To nie mnie przecież fetujecie i nagradzacie, tylko właśnie oddychacie z ulgą, iż można od czasu do czasu prostym słowem, krótkim zdaniem odnieść się do rzeczywistości, a nie owinąć w bawełnę, powiedzieć coś naprawdę, a nie tak dla kampanijnego picu.
Te trzy zdania, które wypowiedziałem niech się nikt nie boi, iż my tu idziemy z jakimś programem walki ras i klas, iż te nasze po trzykroć precz komukolwiek zagraża.
Nie, bo nasza chata z kraja, bo my mamy obowiązki polskie, bo my tylko i aż chcemy żeby Polak w Polsce będąc gospodarzem żeby mógł swoje dzieci po polsku na Polaków wychować, wykształcić. I doczekać się jeszcze tych pięknych chwil, kiedy młodzi ludzie dorośleją i sami przejmują polskie obowiązki. Tego chcemy się doczekać. I nie pozwolimy na to, żeby tę naszą przyszłość odbierano nam przez odbieranie nam naszych dzieci fizycznie, dosłownie i w przenośni.
Nie zgodzimy się. Nie zgodzimy się, Szanowni Państwo, na to, żeby na naszych dzieciach eksperymentować. O tym, chwała Bogu, było tutaj dzisiaj sporo mowy, więc nie będę tego rozwijał. Nie zgodzimy się na to, żeby nasze dzieci deprawować, dezinformować. Nie będziemy tolerowali.
Tak, owszem, głoszę program nietolerancji dla deprawacji i dezinformacji polskich dzieci w szkołach.
I wzywam was rodacy Polacy, zwłaszcza, nie bójmy się użyć tego słowa. mężczyźni. Mężczyźni polscy. Nie gódźcie się na to, żeby do polskich szkół zapraszano zboczeńców, żeby uczyli wasze dzieci tolerancji. Nie gódźcie się na to, żeby Wasze dzieci za całą naukę historii miały hagadę Holokaustu, w której polscy naziści budowali obozy zagłady. Nie gódźcie się. Nie gódźcie się, żeby za całą naukę o pięknie tego świata dzieciom wykładano brednie antropogenezy globalnego ocieplenia.
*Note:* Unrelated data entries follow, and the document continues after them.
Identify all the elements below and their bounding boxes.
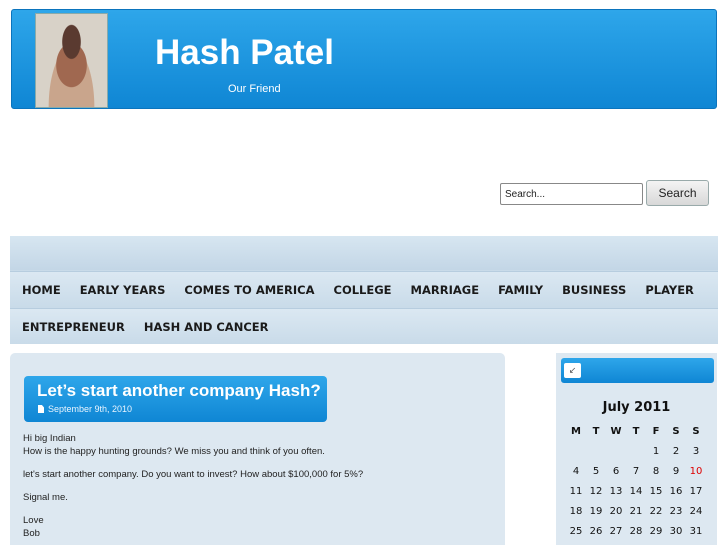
calendar-day[interactable]: 12 — [586, 481, 606, 501]
nav-item-hash-and-cancer[interactable]: HASH AND CANCER — [144, 320, 269, 334]
site-header: Hash Patel Our Friend — [11, 9, 717, 109]
calendar-day[interactable]: 15 — [646, 481, 666, 501]
document-icon — [38, 405, 44, 413]
calendar-title: July 2011 — [602, 400, 671, 415]
calendar-day[interactable]: 5 — [586, 461, 606, 481]
post-date-text: September 9th, 2010 — [48, 404, 133, 414]
nav-item-business[interactable]: BUSINESS — [562, 283, 626, 297]
post-date: September 9th, 2010 — [38, 404, 132, 414]
weekday-header: S — [692, 425, 700, 437]
post-paragraph: Signal me. — [23, 492, 68, 503]
calendar-week-row: 25 26 27 28 29 30 31 — [566, 521, 706, 541]
post-body: Hi big Indian How is the happy hunting g… — [23, 432, 493, 540]
calendar-day[interactable]: 17 — [686, 481, 706, 501]
nav-item-entrepreneur[interactable]: ENTREPRENEUR — [22, 320, 125, 334]
post-header: Let’s start another company Hash? Septem… — [24, 376, 327, 422]
calendar-day[interactable]: 9 — [666, 461, 686, 481]
calendar-empty-cell — [626, 441, 646, 461]
calendar-day[interactable]: 26 — [586, 521, 606, 541]
calendar-widget-header: ↙ — [561, 358, 714, 383]
post-title[interactable]: Let’s start another company Hash? — [37, 381, 321, 401]
nav-item-family[interactable]: FAMILY — [498, 283, 543, 297]
nav-row-1: HOME EARLY YEARS COMES TO AMERICA COLLEG… — [10, 271, 718, 307]
calendar-day[interactable]: 25 — [566, 521, 586, 541]
post-paragraph: Bob — [23, 528, 40, 539]
post-paragraph: Love — [23, 515, 44, 526]
calendar-day[interactable]: 29 — [646, 521, 666, 541]
calendar-empty-cell — [606, 441, 626, 461]
weekday-header: T — [592, 425, 600, 437]
calendar-day[interactable]: 11 — [566, 481, 586, 501]
main-navigation: HOME EARLY YEARS COMES TO AMERICA COLLEG… — [10, 236, 718, 344]
calendar-day[interactable]: 8 — [646, 461, 666, 481]
calendar-day[interactable]: 2 — [666, 441, 686, 461]
content-area: Let’s start another company Hash? Septem… — [10, 353, 505, 545]
nav-item-college[interactable]: COLLEGE — [334, 283, 392, 297]
calendar-day[interactable]: 6 — [606, 461, 626, 481]
calendar-day[interactable]: 20 — [606, 501, 626, 521]
search-input[interactable] — [500, 183, 643, 205]
calendar-day[interactable]: 7 — [626, 461, 646, 481]
calendar-day[interactable]: 19 — [586, 501, 606, 521]
post-paragraph: let's start another company. Do you want… — [23, 469, 364, 480]
calendar-empty-cell — [566, 441, 586, 461]
avatar — [35, 13, 108, 108]
calendar-day[interactable]: 23 — [666, 501, 686, 521]
calendar-empty-cell — [586, 441, 606, 461]
calendar-week-row: 4 5 6 7 8 9 10 — [566, 461, 706, 481]
calendar-day[interactable]: 24 — [686, 501, 706, 521]
nav-item-player[interactable]: PLAYER — [645, 283, 694, 297]
calendar-week-row: 123 — [566, 441, 706, 461]
calendar-day[interactable]: 31 — [686, 521, 706, 541]
nav-top-strip — [10, 236, 718, 270]
site-title[interactable]: Hash Patel — [155, 33, 334, 73]
weekday-header: W — [610, 425, 622, 437]
weekday-header: S — [672, 425, 680, 437]
calendar-day[interactable]: 28 — [626, 521, 646, 541]
calendar-day[interactable]: 3 — [686, 441, 706, 461]
calendar-day[interactable]: 18 — [566, 501, 586, 521]
calendar-week-row: 11 12 13 14 15 16 17 — [566, 481, 706, 501]
calendar-day[interactable]: 14 — [626, 481, 646, 501]
calendar-day[interactable]: 4 — [566, 461, 586, 481]
calendar-day[interactable]: 27 — [606, 521, 626, 541]
calendar-day[interactable]: 10 — [686, 461, 706, 481]
calendar-day[interactable]: 21 — [626, 501, 646, 521]
nav-item-home[interactable]: HOME — [22, 283, 61, 297]
calendar-day[interactable]: 16 — [666, 481, 686, 501]
post-paragraph: Hi big Indian — [23, 433, 76, 444]
weekday-header: F — [652, 425, 660, 437]
nav-item-comes-to-america[interactable]: COMES TO AMERICA — [184, 283, 314, 297]
nav-row-2: ENTREPRENEUR HASH AND CANCER — [10, 308, 718, 344]
calendar-day[interactable]: 1 — [646, 441, 666, 461]
calendar-day[interactable]: 13 — [606, 481, 626, 501]
post-paragraph: How is the happy hunting grounds? We mis… — [23, 446, 325, 457]
calendar-week-row: 18 19 20 21 22 23 24 — [566, 501, 706, 521]
weekday-header: M — [571, 425, 581, 437]
nav-item-early-years[interactable]: EARLY YEARS — [80, 283, 166, 297]
collapse-icon[interactable]: ↙ — [564, 363, 581, 378]
search-button[interactable]: Search — [646, 180, 709, 206]
calendar-day[interactable]: 30 — [666, 521, 686, 541]
site-tagline: Our Friend — [228, 83, 281, 95]
weekday-header: T — [632, 425, 640, 437]
calendar-day[interactable]: 22 — [646, 501, 666, 521]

I tak dalej, i tak dalej.
Szanowni Państwo. Tu cały program spisany, wyłożony, wywieszony na stronie. Opowiadamy niezliczoną ilość razy na szlaku tej kampanii. Incydentalnie, również w niektórych okienkach telewizyjnych, ale to już w tej kampanii spory dorobek. Nie ma cienia wątpliwości co do tego, czego my chcemy, a czego sobie nie życzymy i na co nie pozwolimy w naszej ojczyźnie, w Polsce. Nie pozwolimy na doprowadzanie narodu do bankructwa. No i w tym momencie się zawieszam, bo się waham. Waham czy jednak, Szanowni Państwo, Wasza cierpliwość nadludzka już i tak o tej porze pozwoli mi wypowiedzieć jeszcze parę słów i z góry skreślam i wyrzucam. Wyrzucam z tego nie napisanego przemówienia szereg kartek, na których właśnie są te różne moje zobowiązania wyborcze.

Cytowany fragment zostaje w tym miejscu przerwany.